Build date for £10m Wick wind farm base

The buildings at Harbour Quay which have been chosen to act as the Operations and Maintenance Base.
The buildings at Harbour Quay which have been chosen to act as the Operations and Maintenance Base.

WORK to transform historic buildings in Wick’s waterfront into a support base for a cluster of 84 giant wind turbines due to go up off the east Caithness coast is scheduled to start in January.

Beatrice Offshore Windfarm Ltd (BOWL) is ready to submit a planning application for the renovation of two buildings at Harbour Quay which is to base its £10 million venture.

Details of its involvement in the £2.6 billion wind farm were revealed at a public exhibition in Wick.

BOWL originally planned to put up a new building on the Telford jetty to serve as its operations and maintenance base.

But last month they switched their attention to refurbishing the existing two buildings, which they have now acquired.

The work is expected to create 60 construction jobs while the base is expected to require a permanent labour force of 90.

BOWL project liaison manager Noel Cummins said the opportunity to bring the historic buildings back to life was the better option.

“The plan was to utilise the jetty, but we also had the opportunity to look at utilising existing buildings in Wick,” he said.

“We always look at all our options and we found out that these two buildings were available. When we considered as them as a location for our operations base, it all made sense.

“It is a big departure from what we were looking at, but the feedback we have received has been good and we are confident that it will be a positive outcome.

“We are excited about the development and we think it will be beneficial to the building as they have not been used for so long.”

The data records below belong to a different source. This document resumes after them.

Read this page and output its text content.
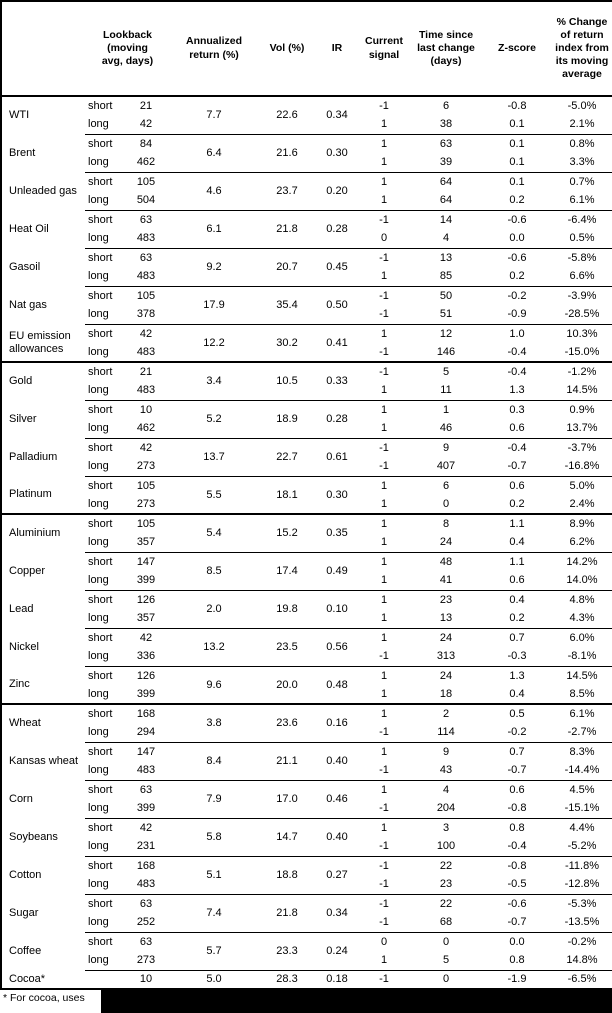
	Lookback (moving avg, days)		Annualized return (%)	Vol (%)	IR	Current signal	Time since last change (days)	Z-score	% Change of return index from its moving average
WTI	short	21	7.7	22.6	0.34	-1	6	-0.8	-5.0%
	long	42				1	38	0.1	2.1%
Brent	short	84	6.4	21.6	0.30	1	63	0.1	0.8%
	long	462				1	39	0.1	3.3%
Unleaded gas	short	105	4.6	23.7	0.20	1	64	0.1	0.7%
	long	504				1	64	0.2	6.1%
Heat Oil	short	63	6.1	21.8	0.28	-1	14	-0.6	-6.4%
	long	483				0	4	0.0	0.5%
Gasoil	short	63	9.2	20.7	0.45	-1	13	-0.6	-5.8%
	long	483				1	85	0.2	6.6%
Nat gas	short	105	17.9	35.4	0.50	-1	50	-0.2	-3.9%
	long	378				-1	51	-0.9	-28.5%
EU emission allowances	short	42	12.2	30.2	0.41	1	12	1.0	10.3%
	long	483				-1	146	-0.4	-15.0%
Gold	short	21	3.4	10.5	0.33	-1	5	-0.4	-1.2%
	long	483				1	11	1.3	14.5%
Silver	short	10	5.2	18.9	0.28	1	1	0.3	0.9%
	long	462				1	46	0.6	13.7%
Palladium	short	42	13.7	22.7	0.61	-1	9	-0.4	-3.7%
	long	273				-1	407	-0.7	-16.8%
Platinum	short	105	5.5	18.1	0.30	1	6	0.6	5.0%
	long	273				1	0	0.2	2.4%
Aluminium	short	105	5.4	15.2	0.35	1	8	1.1	8.9%
	long	357				1	24	0.4	6.2%
Copper	short	147	8.5	17.4	0.49	1	48	1.1	14.2%
	long	399				1	41	0.6	14.0%
Lead	short	126	2.0	19.8	0.10	1	23	0.4	4.8%
	long	357				1	13	0.2	4.3%
Nickel	short	42	13.2	23.5	0.56	1	24	0.7	6.0%
	long	336				-1	313	-0.3	-8.1%
Zinc	short	126	9.6	20.0	0.48	1	24	1.3	14.5%
	long	399				1	18	0.4	8.5%
Wheat	short	168	3.8	23.6	0.16	1	2	0.5	6.1%
	long	294				-1	114	-0.2	-2.7%
Kansas wheat	short	147	8.4	21.1	0.40	1	9	0.7	8.3%
	long	483				-1	43	-0.7	-14.4%
Corn	short	63	7.9	17.0	0.46	1	4	0.6	4.5%
	long	399				-1	204	-0.8	-15.1%
Soybeans	short	42	5.8	14.7	0.40	1	3	0.8	4.4%
	long	231				-1	100	-0.4	-5.2%
Cotton	short	168	5.1	18.8	0.27	-1	22	-0.8	-11.8%
	long	483				-1	23	-0.5	-12.8%
Sugar	short	63	7.4	21.8	0.34	-1	22	-0.6	-5.3%
	long	252				-1	68	-0.7	-13.5%
Coffee	short	63	5.7	23.3	0.24	0	0	0.0	-0.2%
	long	273				1	5	0.8	14.8%
Cocoa*		10	5.0	28.3	0.18	-1	0	-1.9	-6.5%
* For cocoa, uses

One building will be designated for offshore use which will include a storage area for spare parts along with training, briefing and changing rooms. The other will be converted to offices to serve as the operational base. There will also be car parking within the site to avoid adding pressure to parking in the town.

The listed buildings were part of Thomas Telford’s plans for Pulteneytown in 1807 to accommodate the lucrative herring trade in which Wick became Europe’s busiest port.

Mr Cummins said the renovation work will be sympathetic to the original design and will look to restore the buildings to their former glory.

“There are guidelines which we will have to follow,” he said.

“We have hired an architect who specialises in dealing with listed buildings.

“As a group of buildings, they are listed but individually they have different designations in terms of protection.

“What we will look to do is be sympathetic in their design and bring them back to how they originally looked.”

In addition to its operation and maintenance base, BOWL is looking at using a disused area at the port to act as a berth for the vessel which will shuttle between Wick and the new windfarm, which is due to be up and running in 2019.